“Live-work,” at 17 Cox gallery in Beverly, is a work of art that is also a workout, for both the body and mind.
Created by Amy Archambault, who teaches art at Holy Cross, the installation looks like a cross between a jungle gym and an architectural model.
“I was thinking about that gallery as a work space,” Archambault said. “I took ‘work’ as ‘working out,’ and took this twist on exercise.”
Occupying a corner of the gallery, “Live-work” consists of several platforms ascending like stairs in a space defined by a window, door, ladder and some curved sections of wall.
They are structures we use to define the spaces we live in, but they are arranged in a way that makes you wonder what this particular space is for.
“With the window, there’s a question of whether I am in the interior or exterior,” Archambault said. “I like creating this kind of confusion in the viewer.”

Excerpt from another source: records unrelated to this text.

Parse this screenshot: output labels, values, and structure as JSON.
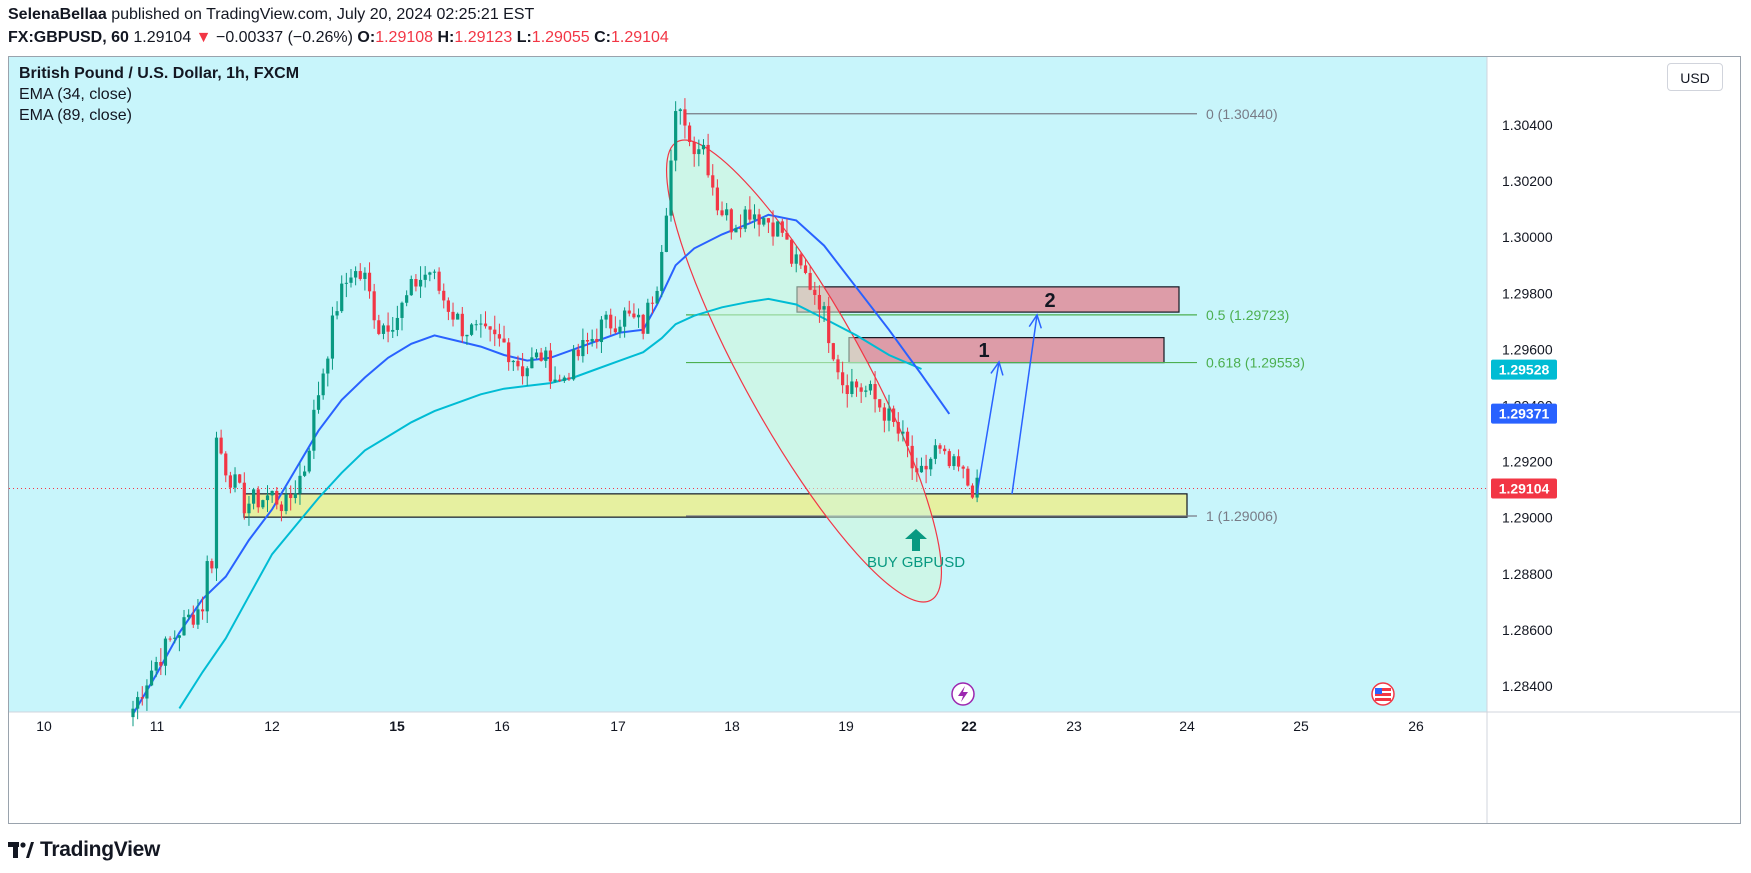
{
  "header": {
    "author": "SelenaBellaa",
    "published": "published on TradingView.com, July 20, 2024 02:25:21 EST",
    "symbol": "FX:GBPUSD, 60",
    "last": "1.29104",
    "change_arrow": "▼",
    "change": "−0.00337 (−0.26%)",
    "o_label": "O:",
    "o_value": "1.29108",
    "h_label": "H:",
    "h_value": "1.29123",
    "l_label": "L:",
    "l_value": "1.29055",
    "c_label": "C:",
    "c_value": "1.29104"
  },
  "legend": {
    "title": "British Pound / U.S. Dollar, 1h, FXCM",
    "ema1": "EMA (34, close)",
    "ema2": "EMA (89, close)"
  },
  "currency_button": "USD",
  "brand": "TradingView",
  "colors": {
    "background": "#c8f5fb",
    "up": "#089981",
    "down": "#f23645",
    "ema34": "#2962ff",
    "ema89": "#00bcd4",
    "fib_level": "#4caf50",
    "fib_extreme": "#787b86",
    "support_zone": "#e6f0a0",
    "target_zone": "#dd9ca8",
    "ellipse": "#f23645",
    "ellipse_fill": "#d1f5d8",
    "arrow": "#2962ff"
  },
  "chart_data": {
    "type": "candlestick",
    "y_range": [
      1.2832,
      1.3065
    ],
    "y_ticks": [
      1.284,
      1.286,
      1.288,
      1.29,
      1.292,
      1.294,
      1.296,
      1.298,
      1.3,
      1.302,
      1.304
    ],
    "y_tick_labels": [
      "1.28400",
      "1.28600",
      "1.28800",
      "1.29000",
      "1.29200",
      "1.29400",
      "1.29600",
      "1.29800",
      "1.30000",
      "1.30200",
      "1.30400"
    ],
    "x_ticks": [
      {
        "label": "10",
        "bold": false
      },
      {
        "label": "11",
        "bold": false
      },
      {
        "label": "12",
        "bold": false
      },
      {
        "label": "15",
        "bold": true
      },
      {
        "label": "16",
        "bold": false
      },
      {
        "label": "17",
        "bold": false
      },
      {
        "label": "18",
        "bold": false
      },
      {
        "label": "19",
        "bold": false
      },
      {
        "label": "22",
        "bold": true
      },
      {
        "label": "23",
        "bold": false
      },
      {
        "label": "24",
        "bold": false
      },
      {
        "label": "25",
        "bold": false
      },
      {
        "label": "26",
        "bold": false
      }
    ],
    "price_tags": [
      {
        "label": "1.29528",
        "value": 1.29528,
        "color": "#00bcd4"
      },
      {
        "label": "1.29371",
        "value": 1.29371,
        "color": "#2962ff"
      },
      {
        "label": "1.29104",
        "value": 1.29104,
        "color": "#f23645"
      }
    ],
    "current_price": 1.29104,
    "fib_levels": [
      {
        "label": "0 (1.30440)",
        "value": 1.3044,
        "color": "#787b86"
      },
      {
        "label": "0.5 (1.29723)",
        "value": 1.29723,
        "color": "#4caf50"
      },
      {
        "label": "0.618 (1.29553)",
        "value": 1.29553,
        "color": "#4caf50"
      },
      {
        "label": "1 (1.29006)",
        "value": 1.29006,
        "color": "#787b86"
      }
    ],
    "zones": [
      {
        "label": "",
        "kind": "support",
        "top": 1.29085,
        "bottom": 1.29002
      },
      {
        "label": "1",
        "kind": "target",
        "top": 1.29642,
        "bottom": 1.29553
      },
      {
        "label": "2",
        "kind": "target",
        "top": 1.29823,
        "bottom": 1.29733
      }
    ],
    "annotation": "BUY GBPUSD",
    "price_waypoints": [
      {
        "t": 0,
        "p": 1.2832
      },
      {
        "t": 4,
        "p": 1.2846
      },
      {
        "t": 8,
        "p": 1.2856
      },
      {
        "t": 12,
        "p": 1.2864
      },
      {
        "t": 15,
        "p": 1.2869
      },
      {
        "t": 16,
        "p": 1.2883
      },
      {
        "t": 17,
        "p": 1.2885
      },
      {
        "t": 18,
        "p": 1.2928
      },
      {
        "t": 20,
        "p": 1.2918
      },
      {
        "t": 24,
        "p": 1.2905
      },
      {
        "t": 30,
        "p": 1.2908
      },
      {
        "t": 33,
        "p": 1.2904
      },
      {
        "t": 37,
        "p": 1.2918
      },
      {
        "t": 40,
        "p": 1.2945
      },
      {
        "t": 44,
        "p": 1.2976
      },
      {
        "t": 47,
        "p": 1.2988
      },
      {
        "t": 50,
        "p": 1.2985
      },
      {
        "t": 53,
        "p": 1.2968
      },
      {
        "t": 57,
        "p": 1.2972
      },
      {
        "t": 61,
        "p": 1.2984
      },
      {
        "t": 64,
        "p": 1.2988
      },
      {
        "t": 67,
        "p": 1.2978
      },
      {
        "t": 71,
        "p": 1.2968
      },
      {
        "t": 75,
        "p": 1.2965
      },
      {
        "t": 80,
        "p": 1.2962
      },
      {
        "t": 84,
        "p": 1.2953
      },
      {
        "t": 88,
        "p": 1.2958
      },
      {
        "t": 92,
        "p": 1.2948
      },
      {
        "t": 96,
        "p": 1.2958
      },
      {
        "t": 101,
        "p": 1.2968
      },
      {
        "t": 106,
        "p": 1.2972
      },
      {
        "t": 110,
        "p": 1.2968
      },
      {
        "t": 113,
        "p": 1.2985
      },
      {
        "t": 115,
        "p": 1.3012
      },
      {
        "t": 117,
        "p": 1.3042
      },
      {
        "t": 119,
        "p": 1.3043
      },
      {
        "t": 120,
        "p": 1.3034
      },
      {
        "t": 123,
        "p": 1.3033
      },
      {
        "t": 126,
        "p": 1.3012
      },
      {
        "t": 129,
        "p": 1.3005
      },
      {
        "t": 133,
        "p": 1.301
      },
      {
        "t": 137,
        "p": 1.3006
      },
      {
        "t": 140,
        "p": 1.3002
      },
      {
        "t": 142,
        "p": 1.2992
      },
      {
        "t": 145,
        "p": 1.2986
      },
      {
        "t": 148,
        "p": 1.2978
      },
      {
        "t": 150,
        "p": 1.2966
      },
      {
        "t": 153,
        "p": 1.2949
      },
      {
        "t": 156,
        "p": 1.2947
      },
      {
        "t": 159,
        "p": 1.2944
      },
      {
        "t": 162,
        "p": 1.2938
      },
      {
        "t": 165,
        "p": 1.293
      },
      {
        "t": 167,
        "p": 1.2924
      },
      {
        "t": 169,
        "p": 1.2912
      },
      {
        "t": 171,
        "p": 1.2918
      },
      {
        "t": 173,
        "p": 1.2924
      },
      {
        "t": 176,
        "p": 1.2918
      },
      {
        "t": 178,
        "p": 1.2917
      },
      {
        "t": 180,
        "p": 1.2912
      },
      {
        "t": 182,
        "p": 1.291
      }
    ],
    "ema34_points": [
      [
        1.283,
        0
      ],
      [
        1.2844,
        5
      ],
      [
        1.2859,
        10
      ],
      [
        1.2871,
        15
      ],
      [
        1.2879,
        20
      ],
      [
        1.2892,
        25
      ],
      [
        1.2903,
        30
      ],
      [
        1.2917,
        35
      ],
      [
        1.2931,
        40
      ],
      [
        1.2942,
        45
      ],
      [
        1.295,
        50
      ],
      [
        1.2957,
        55
      ],
      [
        1.2962,
        60
      ],
      [
        1.2965,
        65
      ],
      [
        1.2963,
        70
      ],
      [
        1.2961,
        75
      ],
      [
        1.2958,
        80
      ],
      [
        1.2956,
        85
      ],
      [
        1.2957,
        90
      ],
      [
        1.296,
        95
      ],
      [
        1.2963,
        100
      ],
      [
        1.2966,
        105
      ],
      [
        1.2967,
        110
      ],
      [
        1.2976,
        113
      ],
      [
        1.299,
        117
      ],
      [
        1.2996,
        121
      ],
      [
        1.3001,
        127
      ],
      [
        1.3005,
        133
      ],
      [
        1.3008,
        137
      ],
      [
        1.3006,
        143
      ],
      [
        1.2997,
        149
      ],
      [
        1.2982,
        156
      ],
      [
        1.2967,
        163
      ],
      [
        1.2951,
        170
      ],
      [
        1.2937,
        176
      ]
    ],
    "ema89_points": [
      [
        1.2832,
        10
      ],
      [
        1.2845,
        15
      ],
      [
        1.2857,
        20
      ],
      [
        1.2872,
        25
      ],
      [
        1.2887,
        30
      ],
      [
        1.2897,
        35
      ],
      [
        1.2907,
        40
      ],
      [
        1.2916,
        45
      ],
      [
        1.2924,
        50
      ],
      [
        1.2929,
        55
      ],
      [
        1.2934,
        60
      ],
      [
        1.2938,
        65
      ],
      [
        1.2941,
        70
      ],
      [
        1.2944,
        75
      ],
      [
        1.2946,
        80
      ],
      [
        1.2947,
        85
      ],
      [
        1.2948,
        90
      ],
      [
        1.295,
        95
      ],
      [
        1.2953,
        100
      ],
      [
        1.2956,
        105
      ],
      [
        1.2959,
        110
      ],
      [
        1.2964,
        114
      ],
      [
        1.2969,
        117
      ],
      [
        1.2972,
        121
      ],
      [
        1.2975,
        127
      ],
      [
        1.2977,
        133
      ],
      [
        1.2978,
        137
      ],
      [
        1.2976,
        143
      ],
      [
        1.2971,
        149
      ],
      [
        1.2965,
        156
      ],
      [
        1.2958,
        163
      ],
      [
        1.2953,
        170
      ]
    ]
  }
}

An adjoining platform, shaped like a bed, invites visitors to lie down and watch a version of an exercise video playing above it on the ceiling.
Archambault clustered these elements together in a way that she hopes will tempt the viewer to sit, lie or climb on and through them, defining its use in the process.
“This is the first interactive work I’ve done,” Archambault said. “People do want to touch and participate. It’s a space that invites the viewer to participate, with different levels of engagement.”
Gallery director Lucas Spivey is further encouraging audience participation by organizing time trials for the installation, which visitors can run through at a reception tonight from 6 to 9 at the gallery.
Archambault played lacrosse at Holy Cross as an undergraduate, before studying studio art at the University of Pennsylvania, where she graduated with an MFA in 2011.